Non seulement le Verbe se rend présent à la vie et à la joie des hommes, mais il lui donne une autre dimension, une autre dimension qui annonce une plénitude à venir.

 Deuxième surprise, Jésus se rend -enfin ! serait-on tenté de dire- au Temple de Jérusalem avec ses disciples. Le voyons-nous faire avec eux une petite adoration ? prendre un temps de recueillement ? prononcer une prière ? Eh ! non… Il chasse les marchands du Temple avec un fouet. Étrange geste de violence, de la part de Jésus, bien qu’il évoque un geste du Messie annoncé par le prophète Zacharie (3,1-3). Imaginez une même chose dans Saint-Pierre de Rome !... On se prend à rêver de Jésus chassant avec un fouet les « marchands du temple » de notre monde commandé par l’argent et le profit. Et ce geste serait un geste spirituel encore plus fondamental que la prière… « Maître, où demeures-tu ? » _ « Venez et voyez. » Pèlerinage…

 Mais voici qu’à Jérusalem, Nicodème, un membre du Grand Conseil, vient trouver Jésus. C’est quelqu’un de courageux, même s’il vient en se cachant, « de nuit » (Jean 3,2). Il cherche à comprendre qui est ce Jésus surprenant qui choque tant de monde ; il lui parle en « nous », pas seulement en « je » : on sent qu’il a discuté avec d’autres. Jésus va-t-il lui tresser des louanges et lui demander de le suivre ? Pas du tout ! Ni l’un ni l’autre. Nicodème a eu un mot malheureux : « Rabbi, nous savons que tu es un maître qui vient de la part de Dieu » (3,2). Nous savons que tu es un maître… Le malheureux ! il ne sait pas ce qu’il vient de dire. Jésus n’accepte pas la condescendance cachée de cette autorité juive qui lui fait « l’honneur » de le considérer comme un maître, c’est-à-dire comme un égal ; et qui a le culot de lui dire nous savons. L’honneur, généreux, qui est fait à Jésus le ficelle en réalité dans l’image que Nicodème et ses amis se font de lui. Du coup, Jésus ne se sent plus accueilli. En deux coups de cuillère à pot, il met en boîte Nicodème, qui se trouve réduit au silence. Celui qui suit Jésus ou se met à son écoute peut être lourdaud, comme ces disciples qui ne comprennent pas grand chose. Mais que jamais il ne s’avise de mettre la main sur lui, même avec de bonnes intentions : Jésus ne le supporte pas. Il veut faire découvrir aux hommes quelque chose
qui l’habite mais qui les dépasse et dont ils ne peuvent pas avoir idée. Le maître, c’est lui. Pas commode, le « petit Jésus ». Pas en sucre… « Maître, où demeures-tu ? » _ « Venez et voyez. » Pèlerinage…

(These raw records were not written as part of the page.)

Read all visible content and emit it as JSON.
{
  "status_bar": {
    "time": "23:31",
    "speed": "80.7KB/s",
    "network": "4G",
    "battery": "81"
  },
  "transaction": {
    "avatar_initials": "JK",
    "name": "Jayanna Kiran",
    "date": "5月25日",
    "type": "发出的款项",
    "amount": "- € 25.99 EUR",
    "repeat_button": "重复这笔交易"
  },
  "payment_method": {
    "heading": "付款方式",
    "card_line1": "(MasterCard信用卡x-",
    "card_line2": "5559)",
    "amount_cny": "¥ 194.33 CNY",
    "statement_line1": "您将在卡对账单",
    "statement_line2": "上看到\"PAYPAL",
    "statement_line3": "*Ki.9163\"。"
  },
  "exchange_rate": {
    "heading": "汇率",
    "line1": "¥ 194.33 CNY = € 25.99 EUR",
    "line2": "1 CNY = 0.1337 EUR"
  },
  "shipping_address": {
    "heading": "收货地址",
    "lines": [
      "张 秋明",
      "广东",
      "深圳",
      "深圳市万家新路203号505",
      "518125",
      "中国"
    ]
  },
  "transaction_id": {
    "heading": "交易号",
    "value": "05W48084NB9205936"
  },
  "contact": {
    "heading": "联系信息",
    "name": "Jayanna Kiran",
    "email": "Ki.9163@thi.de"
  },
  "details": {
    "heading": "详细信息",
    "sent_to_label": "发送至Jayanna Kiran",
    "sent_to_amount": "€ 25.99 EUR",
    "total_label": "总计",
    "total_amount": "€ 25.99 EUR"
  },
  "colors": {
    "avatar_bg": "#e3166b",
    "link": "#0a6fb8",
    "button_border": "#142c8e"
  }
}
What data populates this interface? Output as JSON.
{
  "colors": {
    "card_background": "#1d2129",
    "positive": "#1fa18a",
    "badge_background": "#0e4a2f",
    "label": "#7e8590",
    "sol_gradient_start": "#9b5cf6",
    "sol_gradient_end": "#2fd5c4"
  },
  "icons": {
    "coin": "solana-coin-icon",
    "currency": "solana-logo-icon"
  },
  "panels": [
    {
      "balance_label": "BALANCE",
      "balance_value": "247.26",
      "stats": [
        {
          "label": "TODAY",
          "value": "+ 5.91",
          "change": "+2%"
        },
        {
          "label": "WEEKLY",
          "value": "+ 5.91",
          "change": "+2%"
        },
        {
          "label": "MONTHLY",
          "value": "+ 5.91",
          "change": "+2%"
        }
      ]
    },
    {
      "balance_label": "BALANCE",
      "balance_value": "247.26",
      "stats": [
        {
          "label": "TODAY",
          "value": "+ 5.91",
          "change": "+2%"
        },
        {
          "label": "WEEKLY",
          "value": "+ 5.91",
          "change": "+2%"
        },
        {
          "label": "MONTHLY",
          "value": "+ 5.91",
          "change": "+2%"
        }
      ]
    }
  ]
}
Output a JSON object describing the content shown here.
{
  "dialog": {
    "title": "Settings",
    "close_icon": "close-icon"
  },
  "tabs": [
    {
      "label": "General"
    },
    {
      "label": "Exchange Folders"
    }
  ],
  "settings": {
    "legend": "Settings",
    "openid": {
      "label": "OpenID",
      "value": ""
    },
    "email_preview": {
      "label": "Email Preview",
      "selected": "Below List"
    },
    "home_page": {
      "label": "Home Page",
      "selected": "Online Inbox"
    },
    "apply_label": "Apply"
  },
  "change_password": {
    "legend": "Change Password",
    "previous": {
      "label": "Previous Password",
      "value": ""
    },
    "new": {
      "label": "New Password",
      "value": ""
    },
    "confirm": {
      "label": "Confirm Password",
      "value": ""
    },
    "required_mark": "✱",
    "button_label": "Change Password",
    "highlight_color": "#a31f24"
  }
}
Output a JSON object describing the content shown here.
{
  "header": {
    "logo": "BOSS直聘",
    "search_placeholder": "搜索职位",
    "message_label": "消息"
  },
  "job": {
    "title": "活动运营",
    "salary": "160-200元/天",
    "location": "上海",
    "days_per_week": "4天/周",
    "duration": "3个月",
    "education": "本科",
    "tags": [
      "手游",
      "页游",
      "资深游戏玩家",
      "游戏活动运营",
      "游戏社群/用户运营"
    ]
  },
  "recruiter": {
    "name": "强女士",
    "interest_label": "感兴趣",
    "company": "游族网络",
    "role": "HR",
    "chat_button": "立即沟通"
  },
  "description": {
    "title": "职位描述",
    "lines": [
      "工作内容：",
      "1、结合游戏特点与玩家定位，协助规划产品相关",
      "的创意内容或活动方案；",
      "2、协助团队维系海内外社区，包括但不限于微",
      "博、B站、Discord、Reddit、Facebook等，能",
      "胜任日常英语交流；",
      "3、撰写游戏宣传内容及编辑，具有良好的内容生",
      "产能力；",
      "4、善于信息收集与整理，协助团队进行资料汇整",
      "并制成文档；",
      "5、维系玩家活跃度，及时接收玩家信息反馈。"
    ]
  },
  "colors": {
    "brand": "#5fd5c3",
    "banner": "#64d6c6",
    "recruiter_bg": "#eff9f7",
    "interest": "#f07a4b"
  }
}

 Jésus retourne en Galilée. Au lieu de prendre la route détournée qui suit le Jourdain, il prend le risque de passer directement par les montagnes du centre et de traverser la région hostile de la Samarie. Les Samaritains sont des sortes de faux-frères, et on ne s’aime guère. Mais ce choix d’aller volontairement vers ces gens peu recommandables n’est encore rien. Voici qu’auprès d’un puits, Jésus se met à parler à une femme seule -c’est très inconvenant !-, une Samaritaine qui plus est ! Le bouquet, c’est qu’il lui demande : « Donne-moi à boire » (4,7). Certes, il n’a pas de seau pour puiser dans ce puits très profond, mais il y va fort : avoir besoin d’une femme, Samaritaine, et ne pas craindre de dépendre d’elle, c’est impensable. La femme est stupéfaite (9) ; les disciples tout autant, mais ils ont vite appris à ne pas demander de comptes à Jésus, si bien qu’aucun d’eux n’ose lui demander de s’expliquer (27). Le dialogue s’engage malgré tout avec la Samaritaine et elle en est toute retournée, au point d’amener ensuite à Jésus tout son village. La premier « apôtre » de Jésus est un faux-frère Samaritain, une femme, et, qui plus est, une femme à la vie de bâton de chaise. Il ne se laisse enfermer ni par l’autorité d’un lieu sacré, ni par le pouvoir d’un chef important, ni par une convenance sociale, ni par les clivages religieux et sociaux dus aux fractures de l’histoire, ni par les cassures de la vie. Ce Jésus est déconcertant, insaisissable. « Maître, où demeures-tu ? » - « Venez et voyez. » Pèlerinage…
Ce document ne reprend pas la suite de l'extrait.